I believe that it's time to also have some cash socked away at home. Nothing crazy: Maybe like 1-2k. I say this because things are extremely unstable in the European banking system. Because the world's banks are all so interconnected it means we are at risk.

I wouldn't be surprised to see an announcement of some type of "banking holiday" at some point so that the central bankers work everything out. Could this be next month or a year from now? Who knows? The risk nonetheless is there which is why I think you should be prepared with a little cash on the sidelines.

Hold on tight folks and please be careful. Things are bad and getting worse.

Disclosure: No new positions at the time of publication


getyourselfconnected said...

Great points Jeff! I have felt they are using rhe same playbook like you spell out even though the marco view is totally different. Of course everyone likes to arguw that if you say "this time its different" you are a moron, but name another time like now ever before?? It cannot be done.

Good stuff.

Jeff said...


Thanks bud.

Crazy times.

Pimco is out with a great piece tonight basically saying that the majic potion of the bailouts has now morphed into poison

Love this quote:

"“Time, devaluations, and debt restructurings might be the only way out for many nations,” Crescenzi wrote in an e-mailed note titled “Keynesian Endpoint” that referenced the Great Depression era economist John Maynard Keynes. Debt-fueled spending programs aimed at combating the global financial crisis of 2008 are among policy tools now “being seen as a magic elixir that has morphed into poison.”

CT-Hilltopper said...

If you check out Mish's blog tonight, he has also brought the downslide of the thirties into play with the way things are going today , with charts. Spooky.

All of us "doomers" are starting to see the same scenario approaching. Although Mish was cautious in pointing out that it could possibly go that way...he really didn't stick his neck too far out there. LOL

Jeff said...


Ill have to check out mish tonight. With a site his size you need to hedge a little because u will be crucified if you are wrong...LOL

flipdippy said...

Yes, mish sees it too. The tools are there to enable the banksters and traders to easily (and rather cheaply) push the markets in the other direction when they see it's loaded up short. Or vice versa.

Markets right now are not about news, truth, or fundamentals.
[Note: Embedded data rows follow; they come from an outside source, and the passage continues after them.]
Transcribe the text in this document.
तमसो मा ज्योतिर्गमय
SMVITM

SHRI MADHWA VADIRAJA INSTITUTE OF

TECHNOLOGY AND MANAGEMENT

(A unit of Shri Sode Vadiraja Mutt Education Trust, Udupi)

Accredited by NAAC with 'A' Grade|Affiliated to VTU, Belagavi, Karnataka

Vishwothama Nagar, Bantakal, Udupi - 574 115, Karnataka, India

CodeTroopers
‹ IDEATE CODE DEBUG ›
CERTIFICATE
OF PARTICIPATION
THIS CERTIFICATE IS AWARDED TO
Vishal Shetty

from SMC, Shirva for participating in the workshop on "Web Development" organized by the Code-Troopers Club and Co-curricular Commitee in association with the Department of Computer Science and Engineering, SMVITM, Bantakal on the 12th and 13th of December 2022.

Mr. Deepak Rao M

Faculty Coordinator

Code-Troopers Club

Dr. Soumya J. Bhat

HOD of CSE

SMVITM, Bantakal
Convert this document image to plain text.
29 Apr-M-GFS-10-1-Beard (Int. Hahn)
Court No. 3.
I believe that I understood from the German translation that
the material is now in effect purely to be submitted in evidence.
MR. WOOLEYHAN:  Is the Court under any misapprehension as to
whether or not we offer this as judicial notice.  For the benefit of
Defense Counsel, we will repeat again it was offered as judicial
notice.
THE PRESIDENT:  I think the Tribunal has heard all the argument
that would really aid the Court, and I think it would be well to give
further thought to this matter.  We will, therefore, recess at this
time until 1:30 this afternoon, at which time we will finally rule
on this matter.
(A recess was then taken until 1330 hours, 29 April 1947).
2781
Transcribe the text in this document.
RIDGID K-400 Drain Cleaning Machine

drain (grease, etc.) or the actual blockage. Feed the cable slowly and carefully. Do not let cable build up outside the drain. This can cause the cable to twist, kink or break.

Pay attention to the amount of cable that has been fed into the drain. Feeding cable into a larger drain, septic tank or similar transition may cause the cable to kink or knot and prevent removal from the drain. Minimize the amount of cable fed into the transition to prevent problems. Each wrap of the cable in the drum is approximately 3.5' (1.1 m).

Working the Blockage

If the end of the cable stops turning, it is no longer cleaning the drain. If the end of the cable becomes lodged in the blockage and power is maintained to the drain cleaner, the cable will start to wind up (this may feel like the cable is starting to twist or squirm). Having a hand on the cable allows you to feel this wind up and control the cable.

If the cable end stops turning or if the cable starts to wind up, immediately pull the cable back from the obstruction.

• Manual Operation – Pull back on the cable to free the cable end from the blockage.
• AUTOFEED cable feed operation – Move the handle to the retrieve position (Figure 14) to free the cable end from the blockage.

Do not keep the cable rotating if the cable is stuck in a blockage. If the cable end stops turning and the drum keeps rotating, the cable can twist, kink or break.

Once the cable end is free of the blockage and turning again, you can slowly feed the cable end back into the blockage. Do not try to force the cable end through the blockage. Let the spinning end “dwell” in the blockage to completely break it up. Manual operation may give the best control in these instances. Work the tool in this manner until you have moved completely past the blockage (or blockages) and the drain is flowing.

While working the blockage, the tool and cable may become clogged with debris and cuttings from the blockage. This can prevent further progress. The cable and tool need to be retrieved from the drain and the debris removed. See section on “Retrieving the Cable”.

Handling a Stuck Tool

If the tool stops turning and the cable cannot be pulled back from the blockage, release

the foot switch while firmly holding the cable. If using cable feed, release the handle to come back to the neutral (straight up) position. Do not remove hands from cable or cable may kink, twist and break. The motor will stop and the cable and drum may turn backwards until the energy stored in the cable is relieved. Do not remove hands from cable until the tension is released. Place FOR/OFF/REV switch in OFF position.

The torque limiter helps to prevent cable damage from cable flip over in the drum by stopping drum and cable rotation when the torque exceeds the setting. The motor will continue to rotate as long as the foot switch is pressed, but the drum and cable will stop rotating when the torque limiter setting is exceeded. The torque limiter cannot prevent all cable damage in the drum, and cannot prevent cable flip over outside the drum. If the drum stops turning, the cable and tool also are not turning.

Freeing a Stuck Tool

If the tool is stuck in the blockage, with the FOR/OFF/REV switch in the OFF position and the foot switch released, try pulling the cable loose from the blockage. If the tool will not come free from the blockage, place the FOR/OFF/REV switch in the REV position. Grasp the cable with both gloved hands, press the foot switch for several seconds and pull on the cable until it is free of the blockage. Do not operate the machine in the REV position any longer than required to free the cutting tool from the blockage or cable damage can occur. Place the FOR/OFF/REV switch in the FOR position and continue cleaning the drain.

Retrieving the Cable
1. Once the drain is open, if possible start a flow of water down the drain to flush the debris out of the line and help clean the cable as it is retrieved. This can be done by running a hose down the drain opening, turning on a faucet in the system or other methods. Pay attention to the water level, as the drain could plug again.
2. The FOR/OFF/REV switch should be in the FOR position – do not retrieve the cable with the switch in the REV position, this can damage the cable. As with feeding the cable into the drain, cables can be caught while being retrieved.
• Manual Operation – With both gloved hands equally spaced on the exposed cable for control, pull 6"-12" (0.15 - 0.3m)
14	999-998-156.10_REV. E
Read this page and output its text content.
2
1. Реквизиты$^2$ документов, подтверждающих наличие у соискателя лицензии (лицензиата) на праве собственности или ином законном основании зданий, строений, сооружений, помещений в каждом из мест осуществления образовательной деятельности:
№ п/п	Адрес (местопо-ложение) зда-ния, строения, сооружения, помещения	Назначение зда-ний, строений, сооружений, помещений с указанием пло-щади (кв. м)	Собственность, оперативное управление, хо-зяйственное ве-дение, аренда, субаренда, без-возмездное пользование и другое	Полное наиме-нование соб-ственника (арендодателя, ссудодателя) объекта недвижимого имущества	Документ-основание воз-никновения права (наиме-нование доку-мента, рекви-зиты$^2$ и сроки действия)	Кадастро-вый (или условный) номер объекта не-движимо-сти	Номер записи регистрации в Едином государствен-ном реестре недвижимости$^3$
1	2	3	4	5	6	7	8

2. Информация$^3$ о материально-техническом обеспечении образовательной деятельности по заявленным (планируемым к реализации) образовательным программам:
They're about maneuvering and positioning and overly grossly profiting.

I agree with everything Jeff and you guys say about the real economy, but I disagree about the markets being anywhere near a position to reflect reality.

Another massive sell off today, and perhaps I need to start re-evaluating that position, though.

Jeff said...


You make a great point.

The sentiment seems too bearish right now.

Not surprised that the market is up.

I love this rally because its setting up an awesome opportunity to get short.